I have tried to write this blog several times but cant get through it without crying.  So here I go again...obviously by the title I am not pregnant this month.... again!  Clomid isn't working, I really had high hopes for it.  I feel like my worst nightmares are coming true.  As each month passes without a pregnancy my hope diminishes a little more. 
At first I thought it is just taking me a little longer than I hoped, after my recent appointment with my doctor I now know it is more than that.  I now have the 'official' diagnosis of infertile.  I am having surgery next month to check for endometriosis and to see if my tubes are blocked.  If tubes are blocked can they be unblocked?  I wonder.  I'll have to look that up.  One of my Aunts has tubes that are completely blocked but I dont think it is hereditary.  I also have two cousins that have endometriosis, but it didnt prevent them from becoming pregnant.  I don't really know what to think.  All I know is that I want to be pregnant, I want to start a family.  My husband and I want 3 or 4 children but we arent young so we really need to get started!  I am just so frustrated and scared.  I am afraid of what they will find, I am afraid of them not finding anything and having no answers, I am afraid I'll never be able to have children, I am just afraid. 
Does anyone know what comes next?  If they go in and dont find endometriosis, and my tubes are not blocked, then what?  I just want answers, I want to know what is wrong with me, I dont want to go through this and still not have answers, I want to know what comes next.  I want to get a book about infertility.  Does anyone have any suggestions on what one, or ones, are the best and most informative? 
I just cannot believe I am going through this.  I spent so many years trying so hard NOT to get pregnant, guess I didnt really need to do that.  When I got married I had these grandiose visions of a honeymoon baby, then I was excited because if I got pregnant in December I would find out on Christmas, then I had visions of findout out around valentines day, then Mother's Day.... etc.... etc..... I am sure I am not the only one that has thought about so much each and every month, figuring out when the due date would be if it happened this month, and when I would find out, and how I would tell my husband, and how I would tell my Mom.  Now my thoughts have shifted, they've made a huge shift, in fact.  Now I think about how I will handle it if I am told my tubes are completely blocked and I will not be able to have kids, or any oter reason.  How will I tell my husband?  My family?  My friends? 
I went to my husband's family summer bar-b-que yesterday and was anxious, I didnt want to go.  I was afraid they were going to ask me AGAIN the famous "so when are you guys gonna start having kids"?  I didnt know how I would answer.  I just didnt want to face that question.  I have been extra emotional about it ever since the appointment with my doctor.  Scheduling the surgery made it so much more real. 
Next blog will be positive, I hope!
#Microblog Monday 558: Thought Questions
14 hours ago

2 comments:
Sorry Starr. :(
On a side note - shoot me an email - I have a board you should join me on.
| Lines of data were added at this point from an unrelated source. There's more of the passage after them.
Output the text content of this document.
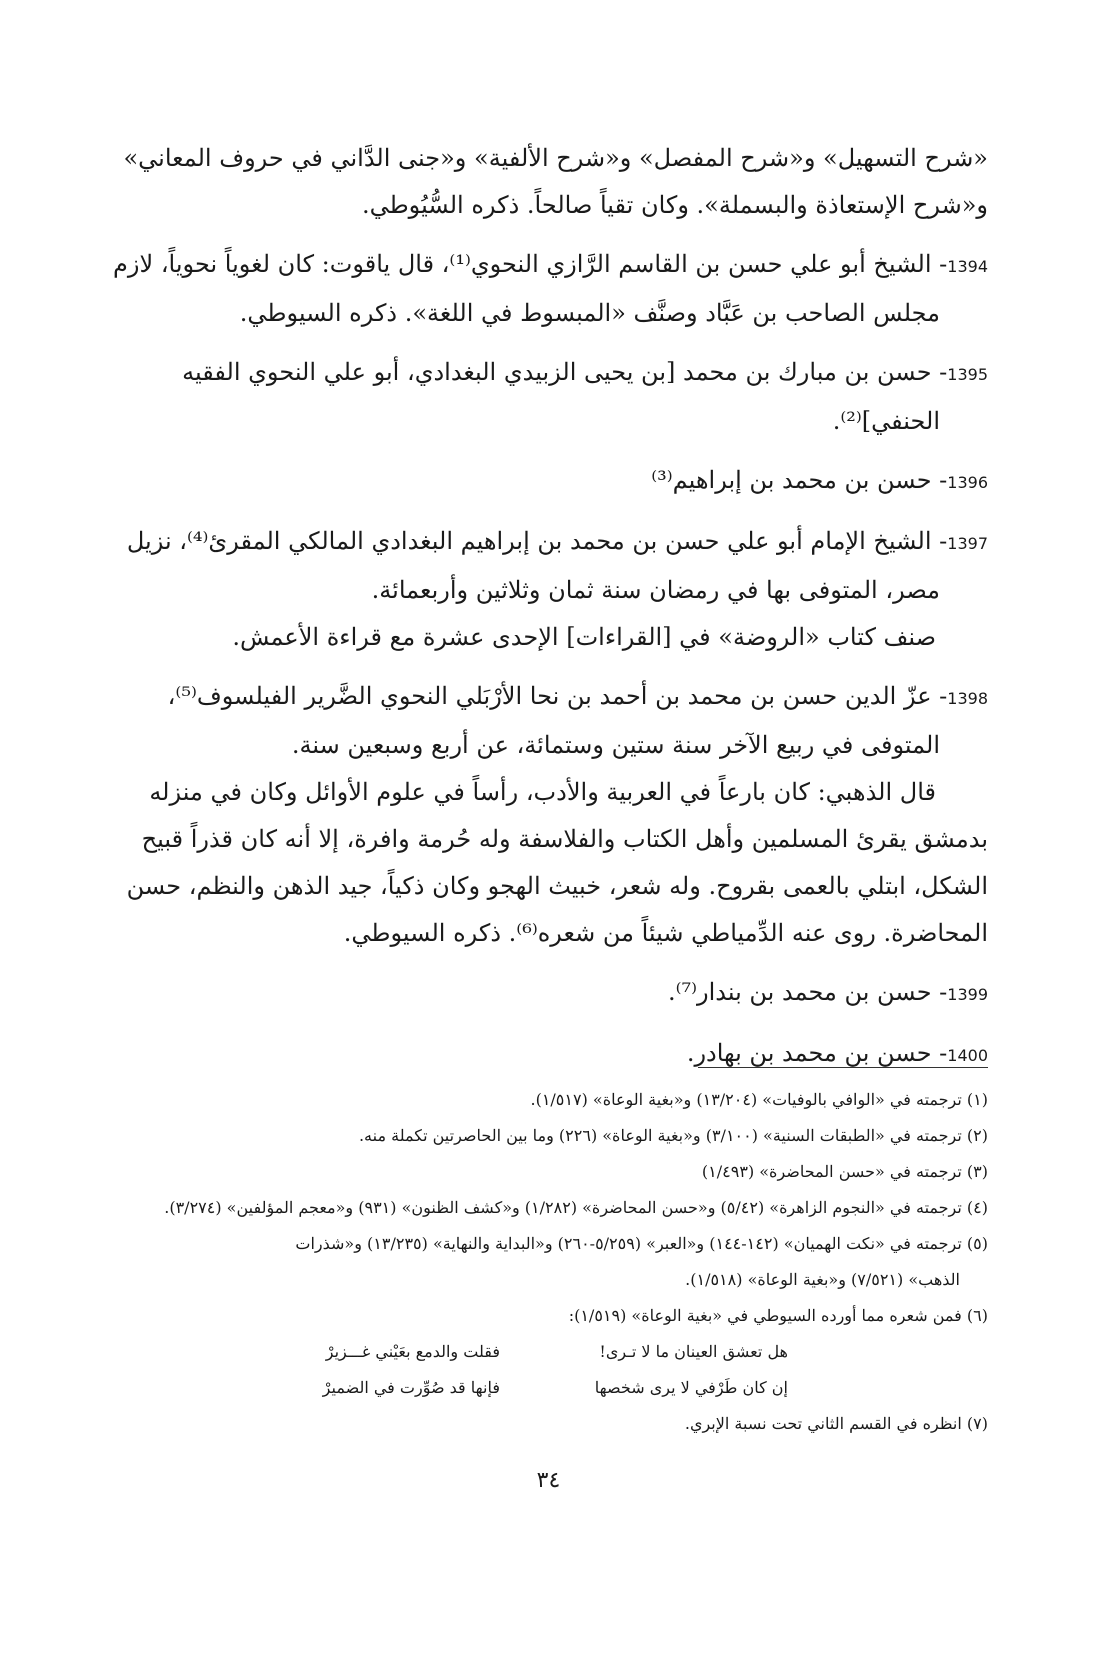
«شرح التسهيل» و«شرح المفصل» و«شرح الألفية» و«جنى الدَّاني في حروف المعاني»
و«شرح الإستعاذة والبسملة». وكان تقياً صالحاً. ذكره السُّيُوطي.
1394- الشيخ أبو علي حسن بن القاسم الرَّازي النحوي⁽¹⁾، قال ياقوت: كان لغوياً نحوياً، لازم
مجلس الصاحب بن عَبَّاد وصنَّف «المبسوط في اللغة». ذكره السيوطي.
1395- حسن بن مبارك بن محمد [بن يحيى الزبيدي البغدادي، أبو علي النحوي الفقيه
الحنفي]⁽²⁾.
1396- حسن بن محمد بن إبراهيم⁽³⁾
1397- الشيخ الإمام أبو علي حسن بن محمد بن إبراهيم البغدادي المالكي المقرئ⁽⁴⁾، نزيل
مصر، المتوفى بها في رمضان سنة ثمان وثلاثين وأربعمائة.
صنف كتاب «الروضة» في [القراءات] الإحدى عشرة مع قراءة الأعمش.
1398- عزّ الدين حسن بن محمد بن أحمد بن نحا الأرْبَلي النحوي الضَّرير الفيلسوف⁽⁵⁾،
المتوفى في ربيع الآخر سنة ستين وستمائة، عن أربع وسبعين سنة.
قال الذهبي: كان بارعاً في العربية والأدب، رأساً في علوم الأوائل وكان في منزله
بدمشق يقرئ المسلمين وأهل الكتاب والفلاسفة وله حُرمة وافرة، إلا أنه كان قذراً قبيح
الشكل، ابتلي بالعمى بقروح. وله شعر، خبيث الهجو وكان ذكياً، جيد الذهن والنظم، حسن
المحاضرة. روى عنه الدِّمياطي شيئاً من شعره⁽⁶⁾. ذكره السيوطي.
1399- حسن بن محمد بن بندار⁽⁷⁾.
1400- حسن بن محمد بن بهادر.
(١) ترجمته في «الوافي بالوفيات» (١٣/٢٠٤) و«بغية الوعاة» (١/٥١٧).
(٢) ترجمته في «الطبقات السنية» (٣/١٠٠) و«بغية الوعاة» (٢٢٦) وما بين الحاصرتين تكملة منه.
(٣) ترجمته في «حسن المحاضرة» (١/٤٩٣)
(٤) ترجمته في «النجوم الزاهرة» (٥/٤٢) و«حسن المحاضرة» (١/٢٨٢) و«كشف الظنون» (٩٣١) و«معجم المؤلفين» (٣/٢٧٤).
(٥) ترجمته في «نكت الهميان» (١٤٢-١٤٤) و«العبر» (٥/٢٥٩-٢٦٠) و«البداية والنهاية» (١٣/٢٣٥) و«شذرات
الذهب» (٧/٥٢١) و«بغية الوعاة» (١/٥١٨).
(٦) فمن شعره مما أورده السيوطي في «بغية الوعاة» (١/٥١٩):
هل تعشق العينان ما لا تـرى!
فقلت والدمع بعَيْني غـــزيرْ
إن كان طَرْفي لا يرى شخصها
فإنها قد صُوِّرت في الضميرْ
(٧) انظره في القسم الثاني تحت نسبة الإبري.
٣٤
There are a lot of women going thru the same things and they can probably be a huge help!
Starr, I am so sorry. I know there are lots of women who can help you get through this. There is an organization called RESOLVE, Inc. (www.resolve.org) that has resources, even support groups. I don't have any specific expertise, but I hope this might be helpful to you. I know there are options for you. Don't give up yet. I feel your strong spirit even through cyberspace!